President Jackson Born Here, Maybe
Waxhaw, North Carolina
In 1910 North Carolina seized the initiative in the President Andrew Jackson birthplace battle when it unveiled a monument on what it said was the spot where he was born on March 15, 1767. This gave North Carolina three presidential birthplaces in all, including James K. Polk (just up the road) and Andrew Johnson.
And then North Carolina, perhaps smug with its three Presidents, did nothing. It stood by in 1928 when South Carolina unveiled a rival Andrew Jackson birthplace monument, just across the state line. It looked the other way in 1952 when South Carolina surrounded its monument with a state park. It turned a blind eye in 1967 when South Carolina unveiled a statue of Jackson in the park. After all these years, North Carolina still hasn't even cut a road to its monument from North Carolina; the only way to get to it is by driving from a highway in South Carolina. This embarrassing fact is exploited by South Carolina, which has a big sign at the turnoff pointing you away from it, and toward its park further south.
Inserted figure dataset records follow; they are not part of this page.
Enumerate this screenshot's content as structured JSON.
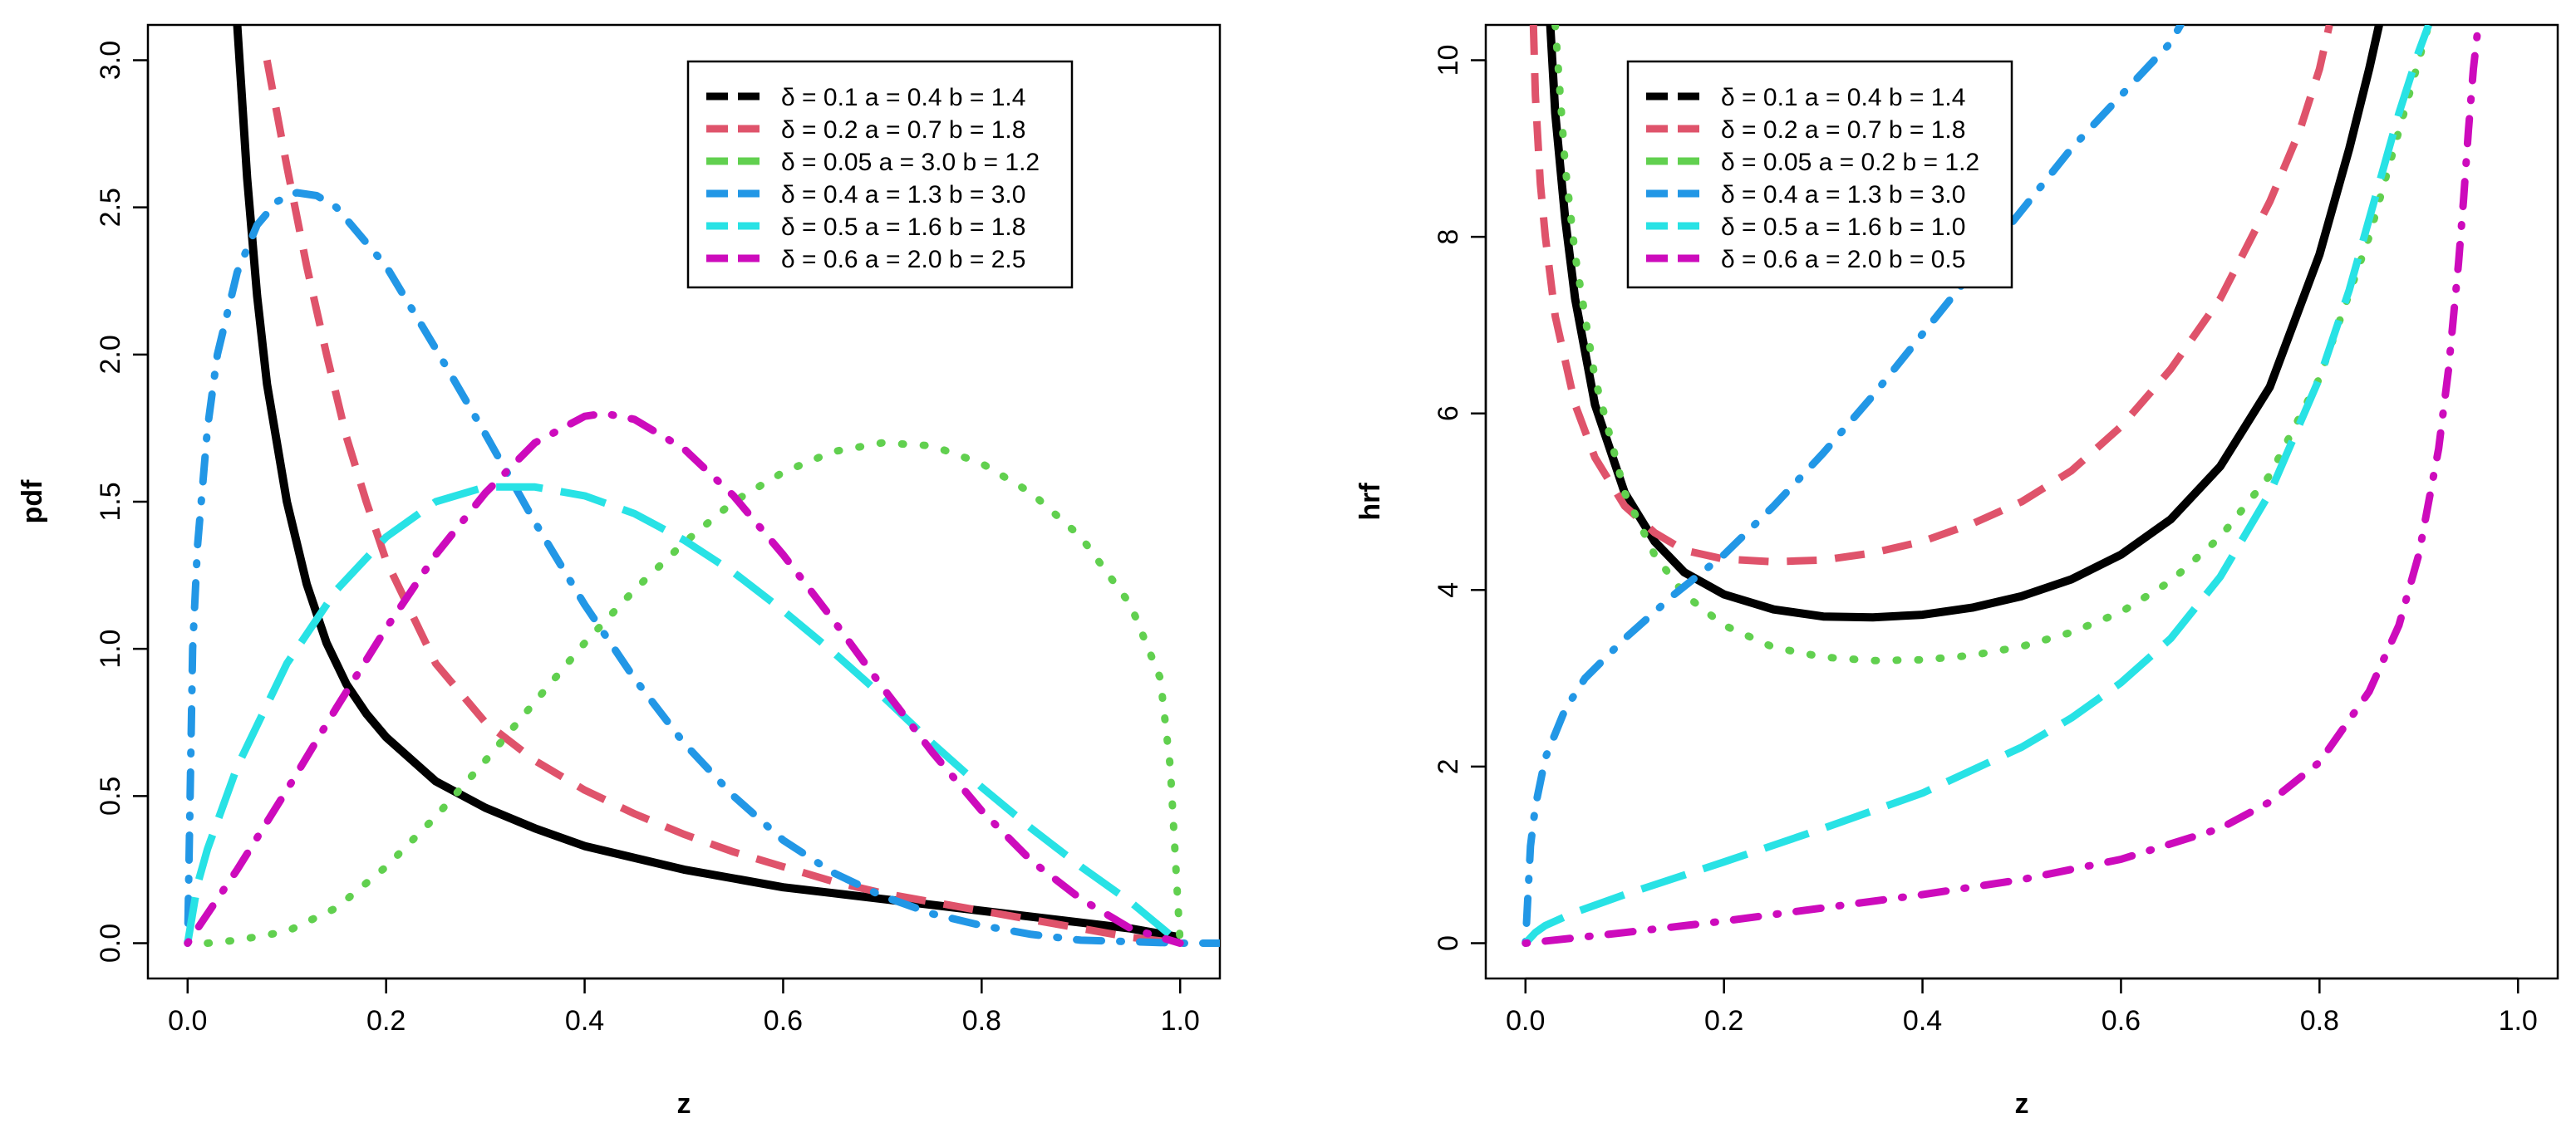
{
  "chart_data": [
    {
      "type": "line",
      "name": "pdf",
      "xlabel": "z",
      "ylabel": "pdf",
      "xlim": [
        -0.04,
        1.04
      ],
      "ylim": [
        -0.12,
        3.12
      ],
      "xticks": [
        0.0,
        0.2,
        0.4,
        0.6,
        0.8,
        1.0
      ],
      "xtick_labels": [
        "0.0",
        "0.2",
        "0.4",
        "0.6",
        "0.8",
        "1.0"
      ],
      "yticks": [
        0.0,
        0.5,
        1.0,
        1.5,
        2.0,
        2.5,
        3.0
      ],
      "ytick_labels": [
        "0.0",
        "0.5",
        "1.0",
        "1.5",
        "2.0",
        "2.5",
        "3.0"
      ],
      "legend_position": "top-right",
      "series": [
        {
          "name": "δ = 0.1  a = 0.4  b = 1.4",
          "color": "#000000",
          "dash": "solid",
          "x": [
            0.05,
            0.06,
            0.07,
            0.08,
            0.1,
            0.12,
            0.14,
            0.16,
            0.18,
            0.2,
            0.25,
            0.3,
            0.35,
            0.4,
            0.45,
            0.5,
            0.55,
            0.6,
            0.65,
            0.7,
            0.75,
            0.8,
            0.85,
            0.9,
            0.95,
            1.0
          ],
          "y": [
            3.12,
            2.6,
            2.2,
            1.9,
            1.5,
            1.22,
            1.02,
            0.88,
            0.78,
            0.7,
            0.55,
            0.46,
            0.39,
            0.33,
            0.29,
            0.25,
            0.22,
            0.19,
            0.17,
            0.15,
            0.13,
            0.11,
            0.09,
            0.07,
            0.05,
            0.02
          ]
        },
        {
          "name": "δ = 0.2  a = 0.7  b = 1.8",
          "color": "#DF536B",
          "dash": "dashed",
          "x": [
            0.08,
            0.09,
            0.1,
            0.12,
            0.14,
            0.16,
            0.18,
            0.2,
            0.25,
            0.3,
            0.35,
            0.4,
            0.45,
            0.5,
            0.55,
            0.6,
            0.65,
            0.7,
            0.75,
            0.8,
            0.85,
            0.9,
            0.95,
            1.0
          ],
          "y": [
            3.0,
            2.82,
            2.64,
            2.3,
            2.0,
            1.72,
            1.5,
            1.3,
            0.95,
            0.75,
            0.62,
            0.52,
            0.44,
            0.37,
            0.31,
            0.26,
            0.21,
            0.17,
            0.14,
            0.11,
            0.08,
            0.05,
            0.02,
            0.0
          ]
        },
        {
          "name": "δ = 0.05  a = 3.0  b = 1.2",
          "color": "#61D04F",
          "dash": "dotted",
          "x": [
            0.02,
            0.05,
            0.1,
            0.15,
            0.2,
            0.25,
            0.3,
            0.35,
            0.4,
            0.45,
            0.5,
            0.55,
            0.6,
            0.65,
            0.7,
            0.75,
            0.8,
            0.85,
            0.9,
            0.95,
            0.98,
            0.99,
            1.0
          ],
          "y": [
            0.0,
            0.01,
            0.04,
            0.12,
            0.26,
            0.43,
            0.62,
            0.82,
            1.02,
            1.2,
            1.36,
            1.5,
            1.6,
            1.67,
            1.7,
            1.69,
            1.63,
            1.53,
            1.38,
            1.15,
            0.9,
            0.6,
            0.0
          ]
        },
        {
          "name": "δ = 0.4  a = 1.3  b = 3.0",
          "color": "#2297E6",
          "dash": "dotdash",
          "x": [
            0.0,
            0.005,
            0.01,
            0.02,
            0.03,
            0.05,
            0.07,
            0.09,
            0.11,
            0.13,
            0.15,
            0.2,
            0.25,
            0.3,
            0.35,
            0.4,
            0.45,
            0.5,
            0.55,
            0.6,
            0.65,
            0.7,
            0.75,
            0.8,
            0.85,
            0.9,
            0.95,
            1.0,
            1.04
          ],
          "y": [
            0.0,
            1.0,
            1.35,
            1.75,
            2.0,
            2.28,
            2.44,
            2.52,
            2.55,
            2.54,
            2.5,
            2.3,
            2.02,
            1.73,
            1.43,
            1.15,
            0.9,
            0.68,
            0.5,
            0.35,
            0.24,
            0.16,
            0.1,
            0.06,
            0.03,
            0.01,
            0.005,
            0.0,
            0.0
          ]
        },
        {
          "name": "δ = 0.5  a = 1.6  b = 1.8",
          "color": "#28E2E5",
          "dash": "longdash",
          "x": [
            0.0,
            0.01,
            0.02,
            0.05,
            0.1,
            0.15,
            0.2,
            0.25,
            0.3,
            0.35,
            0.4,
            0.45,
            0.5,
            0.55,
            0.6,
            0.65,
            0.7,
            0.75,
            0.8,
            0.85,
            0.9,
            0.95,
            1.0
          ],
          "y": [
            0.0,
            0.2,
            0.32,
            0.6,
            0.95,
            1.2,
            1.38,
            1.5,
            1.55,
            1.55,
            1.52,
            1.46,
            1.37,
            1.26,
            1.13,
            0.99,
            0.84,
            0.68,
            0.53,
            0.39,
            0.26,
            0.14,
            0.0
          ]
        },
        {
          "name": "δ = 0.6  a = 2.0  b = 2.5",
          "color": "#CD0BBC",
          "dash": "dotdash",
          "x": [
            0.0,
            0.05,
            0.1,
            0.15,
            0.2,
            0.25,
            0.3,
            0.35,
            0.4,
            0.42,
            0.45,
            0.5,
            0.55,
            0.6,
            0.65,
            0.7,
            0.75,
            0.8,
            0.85,
            0.9,
            0.95,
            1.0
          ],
          "y": [
            0.0,
            0.25,
            0.52,
            0.8,
            1.07,
            1.32,
            1.53,
            1.7,
            1.79,
            1.8,
            1.78,
            1.68,
            1.52,
            1.32,
            1.1,
            0.87,
            0.65,
            0.45,
            0.28,
            0.15,
            0.05,
            0.0
          ]
        }
      ]
    },
    {
      "type": "line",
      "name": "hrf",
      "xlabel": "z",
      "ylabel": "hrf",
      "xlim": [
        -0.04,
        1.04
      ],
      "ylim": [
        -0.4,
        10.4
      ],
      "xticks": [
        0.0,
        0.2,
        0.4,
        0.6,
        0.8,
        1.0
      ],
      "xtick_labels": [
        "0.0",
        "0.2",
        "0.4",
        "0.6",
        "0.8",
        "1.0"
      ],
      "yticks": [
        0,
        2,
        4,
        6,
        8,
        10
      ],
      "ytick_labels": [
        "0",
        "2",
        "4",
        "6",
        "8",
        "10"
      ],
      "legend_position": "top-left",
      "series": [
        {
          "name": "δ = 0.1  a = 0.4  b = 1.4",
          "color": "#000000",
          "dash": "solid",
          "x": [
            0.025,
            0.03,
            0.04,
            0.05,
            0.07,
            0.1,
            0.13,
            0.16,
            0.2,
            0.25,
            0.3,
            0.35,
            0.4,
            0.45,
            0.5,
            0.55,
            0.6,
            0.65,
            0.7,
            0.75,
            0.8,
            0.83,
            0.85,
            0.86
          ],
          "y": [
            10.4,
            9.4,
            8.2,
            7.3,
            6.1,
            5.1,
            4.55,
            4.2,
            3.95,
            3.78,
            3.7,
            3.69,
            3.72,
            3.8,
            3.93,
            4.12,
            4.4,
            4.8,
            5.4,
            6.3,
            7.8,
            9.0,
            9.9,
            10.4
          ]
        },
        {
          "name": "δ = 0.2  a = 0.7  b = 1.8",
          "color": "#DF536B",
          "dash": "dashed",
          "x": [
            0.008,
            0.01,
            0.015,
            0.02,
            0.03,
            0.05,
            0.07,
            0.1,
            0.13,
            0.16,
            0.2,
            0.25,
            0.3,
            0.35,
            0.4,
            0.45,
            0.5,
            0.55,
            0.6,
            0.65,
            0.7,
            0.75,
            0.78,
            0.8,
            0.81
          ],
          "y": [
            10.4,
            9.6,
            8.6,
            8.0,
            7.1,
            6.1,
            5.5,
            4.95,
            4.65,
            4.45,
            4.35,
            4.32,
            4.34,
            4.42,
            4.55,
            4.75,
            5.0,
            5.35,
            5.85,
            6.5,
            7.3,
            8.4,
            9.2,
            9.9,
            10.4
          ]
        },
        {
          "name": "δ = 0.05  a = 0.2  b = 1.2",
          "color": "#61D04F",
          "dash": "dotted",
          "x": [
            0.03,
            0.04,
            0.05,
            0.07,
            0.1,
            0.13,
            0.16,
            0.2,
            0.25,
            0.3,
            0.35,
            0.4,
            0.45,
            0.5,
            0.55,
            0.6,
            0.65,
            0.7,
            0.75,
            0.8,
            0.85,
            0.88,
            0.9,
            0.91
          ],
          "y": [
            10.4,
            8.8,
            7.8,
            6.4,
            5.1,
            4.4,
            3.95,
            3.6,
            3.35,
            3.24,
            3.2,
            3.21,
            3.26,
            3.36,
            3.52,
            3.75,
            4.1,
            4.6,
            5.3,
            6.4,
            8.0,
            9.2,
            10.0,
            10.4
          ]
        },
        {
          "name": "δ = 0.4  a = 1.3  b = 3.0",
          "color": "#2297E6",
          "dash": "dotdash",
          "x": [
            0.0,
            0.005,
            0.01,
            0.02,
            0.04,
            0.06,
            0.1,
            0.15,
            0.2,
            0.25,
            0.3,
            0.35,
            0.4,
            0.45,
            0.5,
            0.55,
            0.6,
            0.65,
            0.66
          ],
          "y": [
            0.0,
            1.1,
            1.55,
            2.1,
            2.65,
            3.0,
            3.45,
            3.95,
            4.4,
            4.95,
            5.55,
            6.2,
            6.9,
            7.6,
            8.3,
            9.0,
            9.6,
            10.2,
            10.4
          ]
        },
        {
          "name": "δ = 0.5  a = 1.6  b = 1.0",
          "color": "#28E2E5",
          "dash": "longdash",
          "x": [
            0.0,
            0.01,
            0.02,
            0.05,
            0.1,
            0.2,
            0.3,
            0.4,
            0.5,
            0.55,
            0.6,
            0.65,
            0.7,
            0.75,
            0.8,
            0.83,
            0.86,
            0.88,
            0.9,
            0.91
          ],
          "y": [
            0.0,
            0.12,
            0.2,
            0.35,
            0.55,
            0.92,
            1.3,
            1.7,
            2.22,
            2.55,
            2.95,
            3.45,
            4.15,
            5.1,
            6.4,
            7.4,
            8.6,
            9.4,
            10.1,
            10.4
          ]
        },
        {
          "name": "δ = 0.6  a = 2.0  b = 0.5",
          "color": "#CD0BBC",
          "dash": "dotdash",
          "x": [
            0.0,
            0.1,
            0.2,
            0.3,
            0.4,
            0.5,
            0.6,
            0.7,
            0.75,
            0.8,
            0.85,
            0.88,
            0.9,
            0.92,
            0.93,
            0.94,
            0.945,
            0.95,
            0.955,
            0.96
          ],
          "y": [
            0.0,
            0.12,
            0.25,
            0.4,
            0.55,
            0.72,
            0.95,
            1.3,
            1.6,
            2.05,
            2.85,
            3.6,
            4.4,
            5.6,
            6.5,
            7.7,
            8.4,
            9.2,
            9.9,
            10.4
          ]
        }
      ]
    }
  ]
}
There are no directional signs for the North Carolina monument at all.
In fact, the only improvement to the monument since 1910 is a solitary bench, added in 1986 as an Eagle Scout project. It does not appear as if many people have sat on it.
The monument stands at the dead-end of an infrequently traveled road. It is engraved with a picture of the frontier cabin in which Jackson was born. Someone (probably not from North Carolina) has tried to chisel out the inscribed name of Andrew Jackson and the word "Here."